TV host pushes N.J. on medical marijuana
June 07, 2006
Robert Schwaneberg, Star-Ledger (NJ)
His voice quaking with emotion, TV talk show host Montel Williams offered this self-introduction: "I want you to meet someone who's not a drug dealer, not a dope addict, just somebody who's trying to get up every morning and go to work."
Williams went on to explain how marijuana eases the symptoms of his multiple sclerosis enough to let him function. Registered with programs in California and Canada that permit possession of small amounts of marijuana for medical use, he urged New Jersey to adopt one of its own.
Today, the Senate Health Committee is scheduled to discuss such a bill. Its sponsor, Sen. Nicholas Scutari (D-Union), said it is "basic human decency" to allow people with AIDS, cancer, multiple sclerosis and other afflictions to find relief through marijuana.
"It's not a back-door attempt at wholesale legalization, as some have charged. I want to make that clear," Scutari said.
Eleven states have enacted laws permitting the "compassionate use" of marijuana by patients who have a physician's certification that they need it for medical reasons. Last June, the U.S. Supreme Court ruled 6-3 that those laws are trumped by the federal Controlled Substances Act, which prohibits possession of marijuana nationwide.
"I break the law every day and I'll continue to break the law," Williams said.
Scutari's bill says states are under no obligation to enforce the federal ban on marijuana. It adds that "99 out of 100 marijuana arrests in the country are made under state law," so passing his bill "will have the practical effect of protecting from arrest the vast majority of seriously ill people who have a medical need to use marijuana."
Diagnosed with multiple sclerosis in 1999, Williams said he lives with twitching and constant pain.
"I have tried every form of pain medication known to man," some of which produced debilitating side effects, he said. Finally, he said, a doctor recommended he smoke pot, and "immediately I slept through the night." He said he eats and smokes marijuana to keep his pain under control.
"By doing that, I can go to work," he said.
Bertha Madras, deputy director for demand reduction at the Office of National Drug Control Policy, said in a telephone interview: "We cannot base medical decisions on anecdotes."
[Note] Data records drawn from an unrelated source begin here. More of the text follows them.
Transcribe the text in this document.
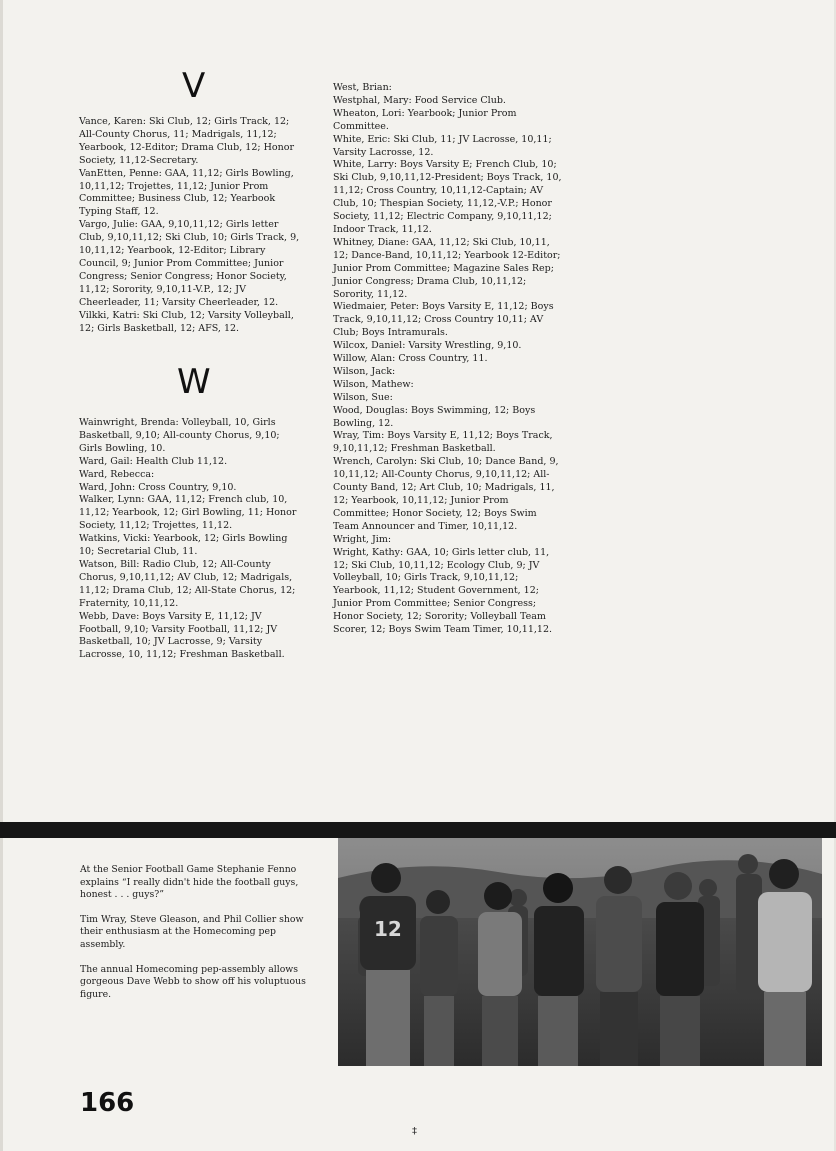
V

Vance, Karen: Ski Club, 12; Girls Track, 12; All-County Chorus, 11; Madrigals, 11,12; Yearbook, 12-Editor; Drama Club, 12; Honor Society, 11,12-Secretary.

VanEtten, Penne: GAA, 11,12; Girls Bowling, 10,11,12; Trojettes, 11,12; Junior Prom Committee; Business Club, 12; Yearbook Typing Staff, 12.

Vargo, Julie: GAA, 9,10,11,12; Girls letter Club, 9,10,11,12; Ski Club, 10; Girls Track, 9, 10,11,12; Yearbook, 12-Editor; Library Council, 9; Junior Prom Committee; Junior Congress; Senior Congress; Honor Society, 11,12; Sorority, 9,10,11-V.P., 12; JV Cheerleader, 11; Varsity Cheerleader, 12.

Vilkki, Katri: Ski Club, 12; Varsity Volleyball, 12; Girls Basketball, 12; AFS, 12.

W

Wainwright, Brenda: Volleyball, 10, Girls Basketball, 9,10; All-county Chorus, 9,10; Girls Bowling, 10.

Ward, Gail: Health Club 11,12.

Ward, Rebecca:

Ward, John: Cross Country, 9,10.

Walker, Lynn: GAA, 11,12; French club, 10, 11,12; Yearbook, 12; Girl Bowling, 11; Honor Society, 11,12; Trojettes, 11,12.

Watkins, Vicki: Yearbook, 12; Girls Bowling 10; Secretarial Club, 11.

Watson, Bill: Radio Club, 12; All-County Chorus, 9,10,11,12; AV Club, 12; Madrigals, 11,12; Drama Club, 12; All-State Chorus, 12; Fraternity, 10,11,12.

Webb, Dave: Boys Varsity E, 11,12; JV Football, 9,10; Varsity Football, 11,12; JV Basketball, 10; JV Lacrosse, 9; Varsity Lacrosse, 10, 11,12; Freshman Basketball.

West, Brian:

Westphal, Mary: Food Service Club.

Wheaton, Lori: Yearbook; Junior Prom Committee.

White, Eric: Ski Club, 11; JV Lacrosse, 10,11; Varsity Lacrosse, 12.

White, Larry: Boys Varsity E; French Club, 10; Ski Club, 9,10,11,12-President; Boys Track, 10, 11,12; Cross Country, 10,11,12-Captain; AV Club, 10; Thespian Society, 11,12,-V.P.; Honor Society, 11,12; Electric Company, 9,10,11,12; Indoor Track, 11,12.

Whitney, Diane: GAA, 11,12; Ski Club, 10,11, 12; Dance-Band, 10,11,12; Yearbook 12-Editor; Junior Prom Committee; Magazine Sales Rep; Junior Congress; Drama Club, 10,11,12; Sorority, 11,12.

Wiedmaier, Peter: Boys Varsity E, 11,12; Boys Track, 9,10,11,12; Cross Country 10,11; AV Club; Boys Intramurals.

Wilcox, Daniel: Varsity Wrestling, 9,10.

Willow, Alan: Cross Country, 11.

Wilson, Jack:

Wilson, Mathew:

Wilson, Sue:

Wood, Douglas: Boys Swimming, 12; Boys Bowling, 12.

Wray, Tim: Boys Varsity E, 11,12; Boys Track, 9,10,11,12; Freshman Basketball.

Wrench, Carolyn: Ski Club, 10; Dance Band, 9, 10,11,12; All-County Chorus, 9,10,11,12; All-County Band, 12; Art Club, 10; Madrigals, 11, 12; Yearbook, 10,11,12; Junior Prom Committee; Honor Society, 12; Boys Swim Team Announcer and Timer, 10,11,12.

Wright, Jim:

Wright, Kathy: GAA, 10; Girls letter club, 11, 12; Ski Club, 10,11,12; Ecology Club, 9; JV Volleyball, 10; Girls Track, 9,10,11,12; Yearbook, 11,12; Student Government, 12; Junior Prom Committee; Senior Congress; Honor Society, 12; Sorority; Volleyball Team Scorer, 12; Boys Swim Team Timer, 10,11,12.

At the Senior Football Game Stephanie Fenno explains “I really didn't hide the football guys, honest . . . guys?”

Tim Wray, Steve Gleason, and Phil Collier show their enthusiasm at the Homecoming pep assembly.

The annual Homecoming pep-assembly allows gorgeous Dave Webb to show off his voluptuous figure.

12
166
‡
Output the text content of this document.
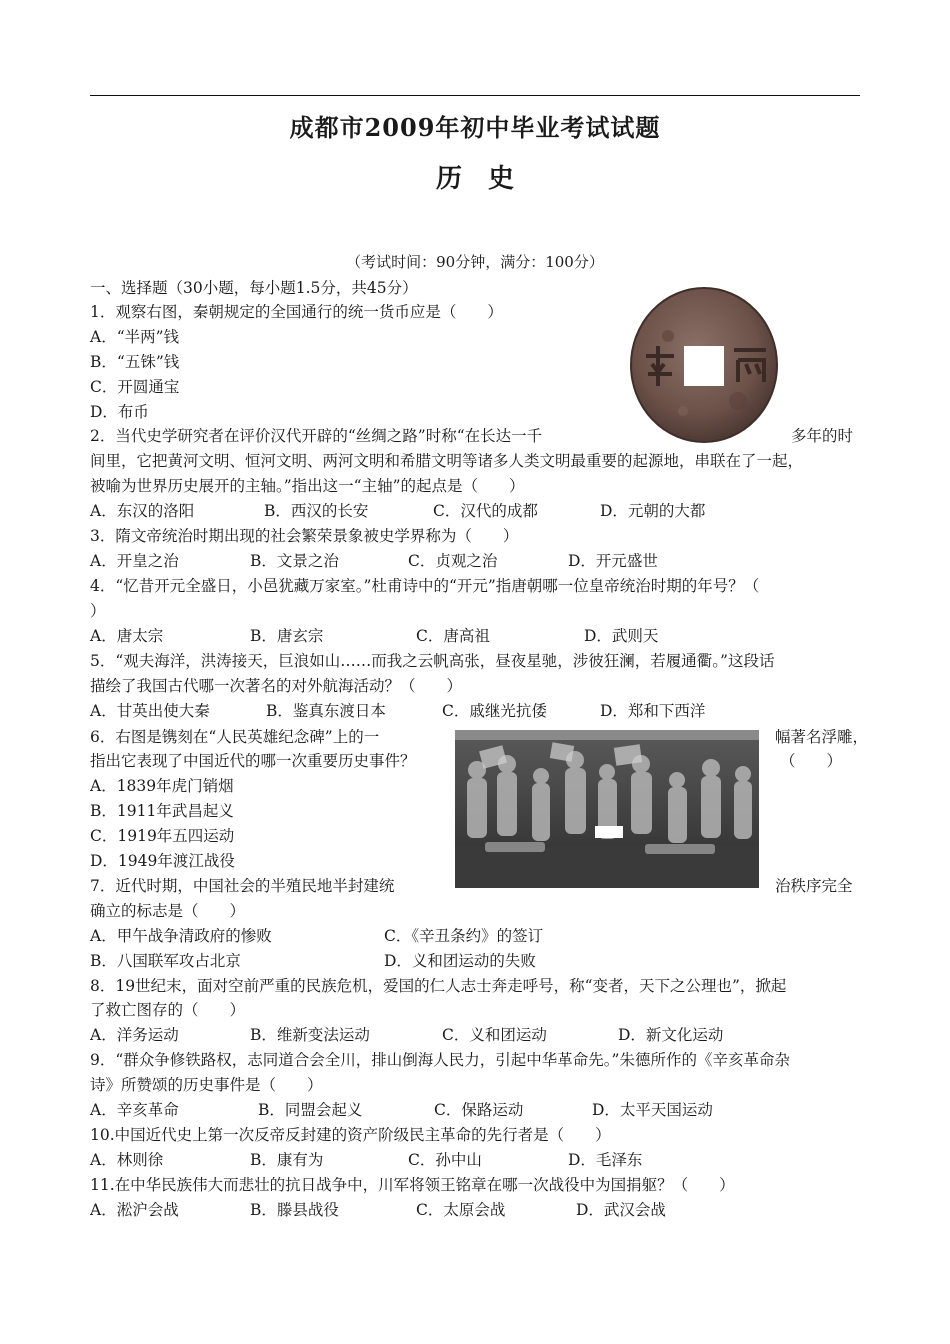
成都市2009年初中毕业考试试题
历　史
（考试时间：90分钟，满分：100分）
一、选择题（30小题，每小题1.5分，共45分）
1．观察右图，秦朝规定的全国通行的统一货币应是（　　）
A．“半两”钱
B．“五铢”钱
C．开圆通宝
D．布币
2．当代史学研究者在评价汉代开辟的“丝绸之路”时称“在长达一千	多年的时
间里，它把黄河文明、恒河文明、两河文明和希腊文明等诸多人类文明最重要的起源地，串联在了一起，
被喻为世界历史展开的主轴。”指出这一“主轴”的起点是（　　）
A．东汉的洛阳	B．西汉的长安	C．汉代的成都	D．元朝的大都
3．隋文帝统治时期出现的社会繁荣景象被史学界称为（　　）
A．开皇之治	B．文景之治	C．贞观之治	D．开元盛世
4．“忆昔开元全盛日，小邑犹藏万家室。”杜甫诗中的“开元”指唐朝哪一位皇帝统治时期的年号？（
）
A．唐太宗	B．唐玄宗	C．唐高祖	D．武则天
5．“观夫海洋，洪涛接天，巨浪如山……而我之云帆高张，昼夜星驰，涉彼狂澜，若履通衢。”这段话
描绘了我国古代哪一次著名的对外航海活动？（　　）
A．甘英出使大秦	B．鉴真东渡日本	C．戚继光抗倭	D．郑和下西洋
6．右图是镌刻在“人民英雄纪念碑”上的一	幅著名浮雕，
指出它表现了中国近代的哪一次重要历史事件？	（　　）
A．1839年虎门销烟
B．1911年武昌起义
C．1919年五四运动
D．1949年渡江战役
7．近代时期，中国社会的半殖民地半封建统	治秩序完全
确立的标志是（　　）
A．甲午战争清政府的惨败	C．《辛丑条约》的签订
B．八国联军攻占北京	D．义和团运动的失败
8．19世纪末，面对空前严重的民族危机，爱国的仁人志士奔走呼号，称“变者，天下之公理也”，掀起
了救亡图存的（　　）
A．洋务运动	B．维新变法运动	C．义和团运动	D．新文化运动
9．“群众争修铁路权，志同道合会全川，排山倒海人民力，引起中华革命先。”朱德所作的《辛亥革命杂
诗》所赞颂的历史事件是（　　）
A．辛亥革命	B．同盟会起义	C．保路运动	D．太平天国运动
10.中国近代史上第一次反帝反封建的资产阶级民主革命的先行者是（　　）
A．林则徐	B．康有为	C．孙中山	D．毛泽东
11.在中华民族伟大而悲壮的抗日战争中，川军将领王铭章在哪一次战役中为国捐躯？（　　）
A．淞沪会战	B．滕县战役	C．太原会战	D．武汉会战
"There isn't any recognized use for medical marijuana in the long term," Madras said. "It is simply not a modern medicine. You cannot tightly control the composition of a plant in the same way you can a regular pharmaceutical."
At yesterday's news conference, the Drug Policy Alliance released a poll of 700 registered New Jersey voters that found 86 percent agree that seriously ill patients should have access to medical marijuana.
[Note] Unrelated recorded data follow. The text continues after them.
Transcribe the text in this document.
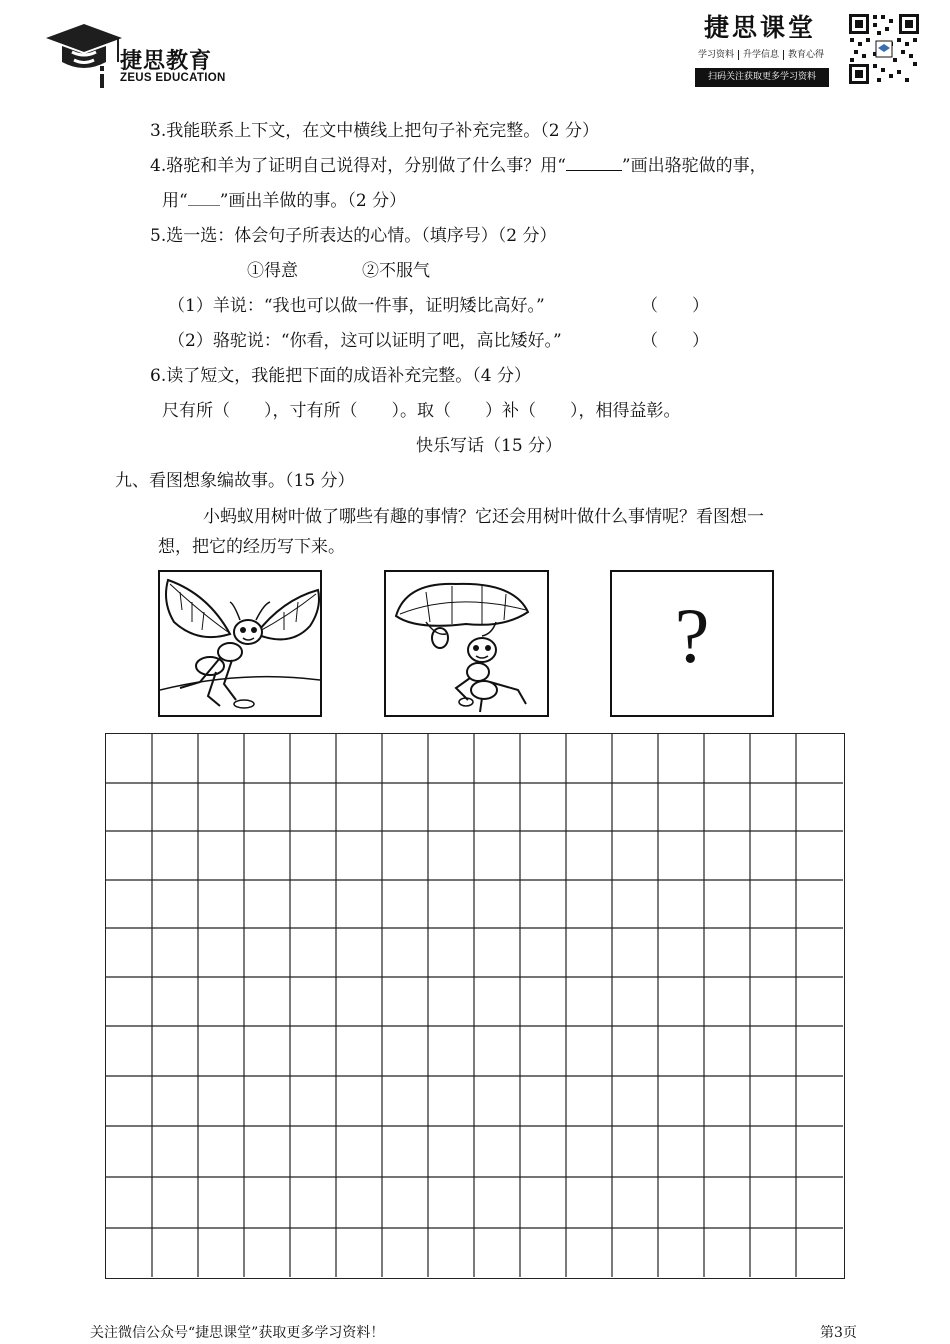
捷思教育
ZEUS EDUCATION
捷思课堂
学习资料 升学信息 教育心得
扫码关注获取更多学习资料
3.我能联系上下文，在文中横线上把句子补充完整。（2 分）
4.骆驼和羊为了证明自己说得对，分别做了什么事？用“	”画出骆驼做的事，
用“ ”画出羊做的事。（2 分）
5.选一选：体会句子所表达的心情。（填序号）（2 分）
①得意	②不服气
（1）羊说：“我也可以做一件事，证明矮比高好。”	（　　）
（2）骆驼说：“你看，这可以证明了吧，高比矮好。”	（　　）
6.读了短文，我能把下面的成语补充完整。（4 分）
尺有所（　　），寸有所（　　）。取（　　）补（　　），相得益彰。
快乐写话（15 分）
九、看图想象编故事。（15 分）
小蚂蚁用树叶做了哪些有趣的事情？它还会用树叶做什么事情呢？看图想一
想，把它的经历写下来。
?
关注微信公众号“捷思课堂”获取更多学习资料！	第3页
"It's an unequivocal endorsement under those circumstances," said Kellyanne Conway, president of The Polling Company of Washington, D.C., which conducted the survey.
The issue is one on which U.S. Sen. Robert Menendez (D-N.J.) and his opponent, state Sen. Tom Kean Jr. (R-Union), disagree.
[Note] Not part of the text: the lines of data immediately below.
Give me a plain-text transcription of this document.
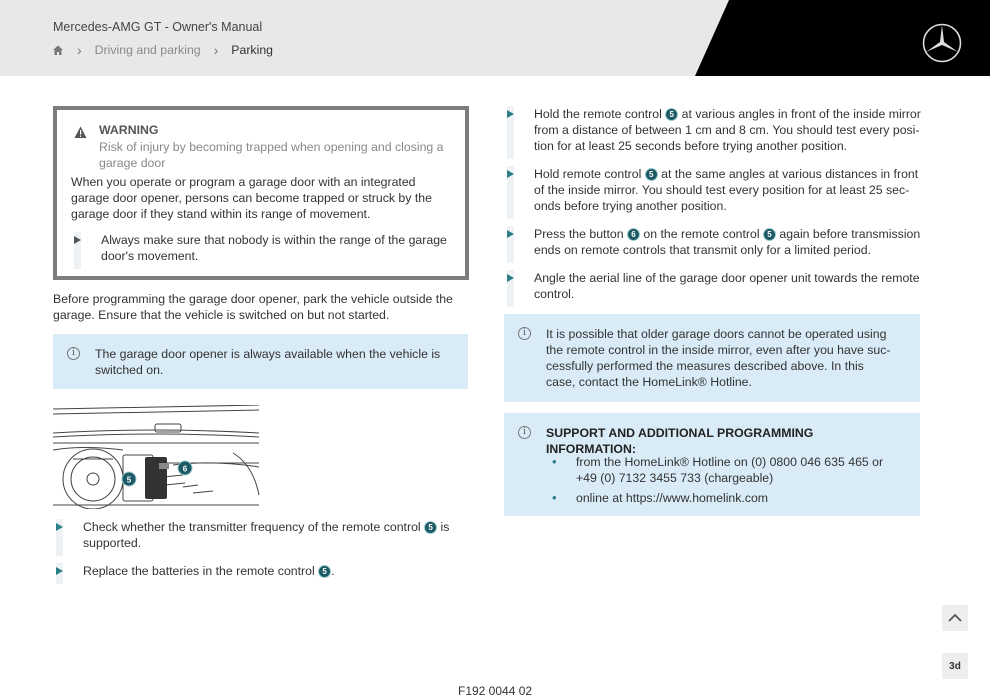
Mercedes-AMG GT - Owner's Manual
› Driving and parking › Parking
WARNING
Risk of injury by becoming trapped when opening and closing a garage door
When you operate or program a garage door with an integrated garage door opener, persons can become trapped or struck by the garage door if they stand within its range of movement.
Always make sure that nobody is within the range of the garage door's movement.
Before programming the garage door opener, park the vehicle outside the garage. Ensure that the vehicle is switched on but not started.
i	The garage door opener is always available when the vehicle is switched on.
5
6
Check whether the transmitter frequency of the remote control 5 is supported.
Replace the batteries in the remote control 5 .
Hold the remote control 5 at various angles in front of the inside mirror from a distance of between 1 cm and 8 cm. You should test every posi-tion for at least 25 seconds before trying another position.
Hold remote control 5 at the same angles at various distances in front of the inside mirror. You should test every position for at least 25 sec-onds before trying another position.
Press the button 6 on the remote control 5 again before transmission ends on remote controls that transmit only for a limited period.
Angle the aerial line of the garage door opener unit towards the remote control.
i	It is possible that older garage doors cannot be operated using the remote control in the inside mirror, even after you have suc-cessfully performed the measures described above. In this case, contact the HomeLink® Hotline.
i	SUPPORT AND ADDITIONAL PROGRAMMING INFORMATION:
• from the HomeLink® Hotline on (0) 0800 046 635 465 or +49 (0) 7132 3455 733 (chargeable)
• online at https://www.homelink.com
3d
F192 0044 02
On June 15, one week after last year's Supreme Court ruling, the House considered an amendment that would have prohibited federal interference with state laws establishing medical marijuana programs. It was defeated 264-161, with Menendez and every Democrat in the New Jersey delegation voting for it.
Kean, a member of the Senate Health Committee, "is completely against medicinal marijuana," according to Rogan Kelly, deputy press secretary of his campaign.
Gov. Jon Corzine supports medical marijuana in concept, according to his spokesman, Anthony Coley.
"If a doctor prescribes medical marijuana, we should honor his or her judgment and do what is in the best interest of the patient," Coley said.
Scutari said he is unsure of his bill's prospects for passage.
"Right now, we're trying to educate people," he said.